As much as I embrace Spring and the floral bounty that awakens after a long season’s nap, I cannot get enough of Winter’s bone. Finding blooms that insist on rising in spite of the cold hard ground and frigid air is a thrill I anxiously await. I have never met a berry that did not turn my head, and give me a nodding bloom in February and I am totally hooked.
The flowers and berries featured in today’s post are common in my garden here in Athens, GA and thrive in such conditions. In the first arrangement, a simple gathering of hellebores and narcissus huddle in a mercury glass vase and nestle perfectly on a table sprinkled with coarse confetti.

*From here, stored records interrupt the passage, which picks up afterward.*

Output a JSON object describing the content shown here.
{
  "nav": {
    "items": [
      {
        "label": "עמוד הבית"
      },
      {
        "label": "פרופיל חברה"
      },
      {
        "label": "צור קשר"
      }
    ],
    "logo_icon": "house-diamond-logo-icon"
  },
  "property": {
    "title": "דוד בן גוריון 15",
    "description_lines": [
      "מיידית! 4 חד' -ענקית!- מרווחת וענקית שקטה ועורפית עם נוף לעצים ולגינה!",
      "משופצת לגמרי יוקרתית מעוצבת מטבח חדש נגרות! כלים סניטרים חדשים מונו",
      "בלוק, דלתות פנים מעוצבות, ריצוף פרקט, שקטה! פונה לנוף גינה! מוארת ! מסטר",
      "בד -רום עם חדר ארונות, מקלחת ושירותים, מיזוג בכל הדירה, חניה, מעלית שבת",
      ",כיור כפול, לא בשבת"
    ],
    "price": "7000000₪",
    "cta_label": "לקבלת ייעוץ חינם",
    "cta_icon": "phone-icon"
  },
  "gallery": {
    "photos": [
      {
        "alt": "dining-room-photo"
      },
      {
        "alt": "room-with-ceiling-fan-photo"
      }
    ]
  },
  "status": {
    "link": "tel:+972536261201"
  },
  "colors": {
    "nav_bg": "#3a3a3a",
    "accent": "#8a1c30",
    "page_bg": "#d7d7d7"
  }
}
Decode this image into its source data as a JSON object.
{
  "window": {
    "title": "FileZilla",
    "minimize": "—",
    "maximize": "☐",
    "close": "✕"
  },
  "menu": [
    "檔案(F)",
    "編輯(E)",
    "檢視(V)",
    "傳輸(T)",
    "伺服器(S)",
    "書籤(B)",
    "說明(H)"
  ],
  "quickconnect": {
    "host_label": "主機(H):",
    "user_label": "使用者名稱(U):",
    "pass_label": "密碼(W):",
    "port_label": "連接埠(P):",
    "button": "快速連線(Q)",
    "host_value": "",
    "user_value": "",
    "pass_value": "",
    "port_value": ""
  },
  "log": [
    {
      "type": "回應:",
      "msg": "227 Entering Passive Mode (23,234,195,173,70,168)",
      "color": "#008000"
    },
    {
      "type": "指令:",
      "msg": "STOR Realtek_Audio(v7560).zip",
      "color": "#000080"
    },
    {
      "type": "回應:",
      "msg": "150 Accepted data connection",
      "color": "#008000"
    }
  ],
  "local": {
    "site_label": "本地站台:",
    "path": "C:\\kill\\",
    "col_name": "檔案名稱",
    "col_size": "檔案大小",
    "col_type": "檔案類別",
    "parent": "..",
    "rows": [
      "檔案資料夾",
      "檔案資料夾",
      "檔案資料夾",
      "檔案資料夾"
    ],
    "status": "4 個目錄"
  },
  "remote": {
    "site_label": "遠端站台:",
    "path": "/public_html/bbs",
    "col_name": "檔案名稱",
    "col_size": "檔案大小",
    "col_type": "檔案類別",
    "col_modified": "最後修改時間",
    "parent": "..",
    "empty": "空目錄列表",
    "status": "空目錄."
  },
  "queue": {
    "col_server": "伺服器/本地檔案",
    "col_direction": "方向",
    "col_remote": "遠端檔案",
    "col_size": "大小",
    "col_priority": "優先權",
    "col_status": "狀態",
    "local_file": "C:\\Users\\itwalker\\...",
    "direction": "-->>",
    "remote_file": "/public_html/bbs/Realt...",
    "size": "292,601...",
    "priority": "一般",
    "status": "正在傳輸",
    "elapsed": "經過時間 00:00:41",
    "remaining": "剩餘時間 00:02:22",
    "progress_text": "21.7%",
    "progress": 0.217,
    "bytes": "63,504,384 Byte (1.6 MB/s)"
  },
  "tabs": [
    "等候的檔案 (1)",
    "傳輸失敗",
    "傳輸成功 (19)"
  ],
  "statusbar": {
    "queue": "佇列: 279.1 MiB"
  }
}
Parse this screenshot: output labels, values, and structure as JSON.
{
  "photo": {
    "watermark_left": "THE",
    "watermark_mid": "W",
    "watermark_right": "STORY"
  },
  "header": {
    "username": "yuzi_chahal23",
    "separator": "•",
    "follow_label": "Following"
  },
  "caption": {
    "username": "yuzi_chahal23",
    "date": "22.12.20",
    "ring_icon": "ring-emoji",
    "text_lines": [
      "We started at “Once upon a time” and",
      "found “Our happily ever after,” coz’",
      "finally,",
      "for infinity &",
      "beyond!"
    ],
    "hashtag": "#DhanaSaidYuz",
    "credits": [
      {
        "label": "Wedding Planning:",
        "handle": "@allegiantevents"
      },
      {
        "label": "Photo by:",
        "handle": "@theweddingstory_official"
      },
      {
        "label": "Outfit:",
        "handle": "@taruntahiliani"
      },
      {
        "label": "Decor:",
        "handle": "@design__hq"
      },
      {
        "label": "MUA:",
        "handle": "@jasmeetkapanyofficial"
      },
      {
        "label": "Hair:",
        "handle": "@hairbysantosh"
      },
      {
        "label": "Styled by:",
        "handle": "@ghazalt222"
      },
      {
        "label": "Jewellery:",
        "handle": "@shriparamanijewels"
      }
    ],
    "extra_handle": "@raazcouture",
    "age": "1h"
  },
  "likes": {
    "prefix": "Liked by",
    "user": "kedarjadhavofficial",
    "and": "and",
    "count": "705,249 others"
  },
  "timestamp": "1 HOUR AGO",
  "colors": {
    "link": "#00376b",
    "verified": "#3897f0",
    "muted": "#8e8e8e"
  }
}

In the second arrangement, a single white hellebore mingles with a cluster of nubby spined spirea, dotted with tiny white blooms, finished with a spire of mahonia berries.
For me, the beauty lies in a gathered approach to arranging flowers; no real plan, just an inspired handful after a wander through the yard or the woods. The vase is usually what I have on hand, but what is on hand is usually a special little something picked up in my travels. I am especially fond of this old Ammonium Hydroxide glass bottle, one of six picked up at a local estate sale. Once used to contain the NH4 + OH solution in a University of Georgia chemistry lab in days long gone, it now serves as a vessel for flowers and always piques the interest of the passerby.
So, what’s blooming in your garden or along the path you commonly walk? Open your eyes, Winter beauty abounds.